Teknologi informasi yang berkembang dengan pesat menyebabkan para orangtua
modern tidak hanya belajar dari orangtua mereka namun dapat memperoleh informasi dari
lingkungan dan internet mengenai cara yang baik dalam mengasuh dan mendidik anak agar
tidak terjadi keterlambatan dalam pertumbuhan dan perkembangan anak-anak. Pemerintah
dalam upaya memberikan yang terbaik dalam memantau generasi penerus salah satunya
dengan mengeluarkan buku SDIDTK yang biasanya dipakai di POSYANDU untuk membantu
para ibu ditingkat RW biasanya dalam memantau putra putri mereka agar sesuai dengan
pertumbuhan dan perkembangannya sehingga jika terjadi ketidaksesuaian hal ini dapat
disikapi dengan segera.
Menurut Ahmad, Nusaibah dan Lailah, Amr Abu (2009) mengatakan pada umur tiga
hingga lima tahun anak memiliki dunianya sendiri yang dipenuhi keajaiban dan imajinasi,
dimana dia merangkai imajinasi dengan kuat. Orangtua yang awam akan berfikir sang anak
kerasukan jin sehingga perlu penanganan khusus kepada alternative, namun apabila bisa
ditelaah dan dipahami masa perkembangannya orangtua dapat mengarahkan dan
meningkatkan kemampuan kognitifnya sehingga dia akan tumbuh menjadi anak yang cerdas
dan berakhlak baik.
Di lingkungan perumahan penulis didapati dua anak berumur sekitar 54 bulan yang
sangat menarik untuk diamati karena anak yang pertama memiliki kemampuan bicara yang
lancar namun tidak terarah atau bisa dikatakan kurang nyambung dengan pertanyaan yang
diberikan sedangkan anak yang kedua dapat memahami pertanyaan dan mengembangkan
jawaban dengan baik namun kemampuan bicaranya kurang baik sehingga tidak dapat
dipahami orang lain, yang dapat memahaminya hanya orang terdekatnya saja. Berdasarkan
fenomena tersebut penulis tertarik untuk mengetahui perkembangan kedua anak tersebut
berdasarkan buku panduan SDIDTK dengan harapan dapat melatih pemahaman cara
mengetahui perkembangan anak dan dapat memberikan informasi yang memadai untuk
orangtua.
PEMBAHASAN
a. Teori

Feist, Jess dan Feist, Gregory J (2014) menyampaikan tahap perkembangan ketiga Erikson
adalah usia bermain, periode yang meliputi waktu yang sama dengan fase falik (phalllic)- sekitar
usia 3 sampai 5 tahun. Anak usia 54 bulan masuk ke dalam fase usia bermain dimana
perkembangannya dapat maksimal dengan stimulus permainan yang disediakan di rumah
ataupun di lingkungan sekitar rumah.
Menurut Santrock (2012) selama prasekolah, kebanyakan anak-anak secara bertahap
menjadi lebih sensitif terhadap bunyi dari kata-kata yang diucapkan dan menjadi semakin
mampu menghasilkan semua bunyi dari bahasa mereka. Namun hal ini dapat mengalami
keterlambatan disebabkan oleh banyak faktor diantaranya yaitu orang tua yang kurang dalam
memberikan stimulus secara maksimal. Ini dapat disebabkan karena kurangnya pengetahuan
yang dimiliki oleh orangtua, pola asuh yang salah ataupun kurangnya perhatian dari orangtua.

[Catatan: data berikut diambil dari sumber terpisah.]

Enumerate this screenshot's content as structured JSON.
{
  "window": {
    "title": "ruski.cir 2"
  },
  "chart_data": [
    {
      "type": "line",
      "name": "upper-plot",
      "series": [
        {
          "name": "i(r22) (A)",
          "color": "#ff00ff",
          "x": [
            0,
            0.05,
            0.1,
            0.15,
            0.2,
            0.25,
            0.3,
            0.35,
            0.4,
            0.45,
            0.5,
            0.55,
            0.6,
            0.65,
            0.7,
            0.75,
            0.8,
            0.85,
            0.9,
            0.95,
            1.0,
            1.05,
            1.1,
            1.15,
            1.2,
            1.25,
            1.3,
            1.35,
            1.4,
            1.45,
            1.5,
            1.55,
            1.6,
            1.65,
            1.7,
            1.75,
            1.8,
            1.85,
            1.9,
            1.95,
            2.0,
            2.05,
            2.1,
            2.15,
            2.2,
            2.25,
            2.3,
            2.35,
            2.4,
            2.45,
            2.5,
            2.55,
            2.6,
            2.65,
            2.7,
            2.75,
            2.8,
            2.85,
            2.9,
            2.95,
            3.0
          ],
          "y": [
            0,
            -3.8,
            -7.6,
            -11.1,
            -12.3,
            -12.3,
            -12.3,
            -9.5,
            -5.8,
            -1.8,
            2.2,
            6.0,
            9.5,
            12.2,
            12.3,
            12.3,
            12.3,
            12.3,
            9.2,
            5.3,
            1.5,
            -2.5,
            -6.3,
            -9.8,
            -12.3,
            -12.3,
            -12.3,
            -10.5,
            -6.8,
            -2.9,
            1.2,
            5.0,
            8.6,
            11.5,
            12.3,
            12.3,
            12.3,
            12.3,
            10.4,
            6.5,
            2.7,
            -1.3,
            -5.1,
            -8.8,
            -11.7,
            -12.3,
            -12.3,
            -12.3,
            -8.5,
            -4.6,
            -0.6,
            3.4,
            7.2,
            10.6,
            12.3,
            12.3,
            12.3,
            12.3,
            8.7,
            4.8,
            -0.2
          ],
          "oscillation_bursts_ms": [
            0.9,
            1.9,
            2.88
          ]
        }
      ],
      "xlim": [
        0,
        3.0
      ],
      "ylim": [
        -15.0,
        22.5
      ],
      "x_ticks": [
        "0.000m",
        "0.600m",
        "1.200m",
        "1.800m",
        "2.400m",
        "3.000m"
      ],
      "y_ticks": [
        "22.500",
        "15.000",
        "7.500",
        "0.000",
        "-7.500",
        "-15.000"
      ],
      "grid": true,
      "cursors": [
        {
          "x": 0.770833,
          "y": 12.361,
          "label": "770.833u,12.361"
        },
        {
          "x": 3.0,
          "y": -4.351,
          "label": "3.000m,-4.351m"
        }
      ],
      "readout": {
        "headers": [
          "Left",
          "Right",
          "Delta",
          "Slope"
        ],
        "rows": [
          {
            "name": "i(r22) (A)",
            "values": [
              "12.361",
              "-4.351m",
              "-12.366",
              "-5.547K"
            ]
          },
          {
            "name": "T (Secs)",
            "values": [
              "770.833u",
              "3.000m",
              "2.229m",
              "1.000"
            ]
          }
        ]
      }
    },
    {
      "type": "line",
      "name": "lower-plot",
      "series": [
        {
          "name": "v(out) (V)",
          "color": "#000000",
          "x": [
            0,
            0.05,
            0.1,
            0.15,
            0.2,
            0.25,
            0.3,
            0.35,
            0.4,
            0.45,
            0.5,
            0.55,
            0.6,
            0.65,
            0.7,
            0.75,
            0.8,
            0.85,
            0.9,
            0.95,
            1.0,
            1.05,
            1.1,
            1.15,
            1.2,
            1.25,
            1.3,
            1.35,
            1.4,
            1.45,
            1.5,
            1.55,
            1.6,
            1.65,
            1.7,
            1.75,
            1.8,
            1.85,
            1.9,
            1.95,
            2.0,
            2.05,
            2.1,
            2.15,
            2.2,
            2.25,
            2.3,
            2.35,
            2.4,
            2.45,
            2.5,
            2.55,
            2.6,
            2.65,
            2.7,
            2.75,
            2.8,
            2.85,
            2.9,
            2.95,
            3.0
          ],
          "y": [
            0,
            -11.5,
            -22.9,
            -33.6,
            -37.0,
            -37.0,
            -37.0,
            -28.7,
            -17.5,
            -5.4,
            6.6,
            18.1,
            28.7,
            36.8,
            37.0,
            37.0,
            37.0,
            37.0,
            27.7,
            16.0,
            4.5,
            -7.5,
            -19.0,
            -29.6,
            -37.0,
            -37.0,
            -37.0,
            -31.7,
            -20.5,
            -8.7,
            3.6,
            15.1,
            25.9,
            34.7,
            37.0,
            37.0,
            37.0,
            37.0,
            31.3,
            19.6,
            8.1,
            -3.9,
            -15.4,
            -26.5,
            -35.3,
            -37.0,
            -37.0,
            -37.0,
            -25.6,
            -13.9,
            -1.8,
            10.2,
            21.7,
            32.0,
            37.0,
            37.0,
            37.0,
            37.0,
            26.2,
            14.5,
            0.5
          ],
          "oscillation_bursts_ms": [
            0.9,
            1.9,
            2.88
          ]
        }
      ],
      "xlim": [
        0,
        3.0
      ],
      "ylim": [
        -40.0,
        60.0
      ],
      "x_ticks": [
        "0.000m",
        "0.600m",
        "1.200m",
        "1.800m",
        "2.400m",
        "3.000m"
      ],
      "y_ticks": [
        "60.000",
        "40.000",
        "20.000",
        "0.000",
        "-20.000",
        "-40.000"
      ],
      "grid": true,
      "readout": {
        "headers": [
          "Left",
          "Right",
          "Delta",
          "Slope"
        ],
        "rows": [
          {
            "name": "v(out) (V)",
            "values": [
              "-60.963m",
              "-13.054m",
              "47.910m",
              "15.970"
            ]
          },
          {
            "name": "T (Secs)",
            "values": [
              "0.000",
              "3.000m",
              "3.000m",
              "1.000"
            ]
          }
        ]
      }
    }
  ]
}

Hastuti, Eko Widhi dan K, Lydia Ersta (2017) dalam jurnalnya menyampaikan bahwa
kemampuan berbicara merupakan suatu proses penggunan bahasa ekspresif dalam bentuk arti,
kajian tentang perkembangan kemampuan berbicara pada anak tidak terlepas dari kenyataan
adanya perbedaan kecepatan dalam berbicara, maupun kualitas dan kuantitas anak dalam
menghasilkan bahasa anak yang satu dapat lebih cepat, lebih rumit dalam mengungkapkan

bahasanya, ataupun lebih lambat dari yang lain . Untuk itu dengan menggunakan SDIDTK
sebagai pedoman standarisasi yang dikeluarkan pemerintah diharapkan dapat mendeteksi sejak
dini terjadinya penyimpangan terhadap anak-anak ditingkat RW atau kelurahan.
Berdasarkan jurnal yang ditulis oleh Manurung, Ade Karunia Rizky (2019) bahwa
kemampuan berbicara anak memiliki beberapa tahapan dimana pada umur 4-6 tahun anak
menggunakan kalimat lengkap. Tidak hanya kecepatan bicara namun penggunaan kalimat
dapat menunjukkan terjadinya keterlambatan pencapaian perkembangan di tahapan
sebelumnya.
Forget-Dobois, dkk dalam Santrock (2012) mengatakan bahwa lingkungan rumah di
masa kanak-kanak awal memengaruhi keterampilan berbahasa sehingga dapat memprediksi
kesiapan anak dalam memasuki sekolah. Hal ini menunjukkan bahwa perkembangan
berbahasa seorang anak dapat dipengaruhi oleh stimulus di rumah dan di luar rumah.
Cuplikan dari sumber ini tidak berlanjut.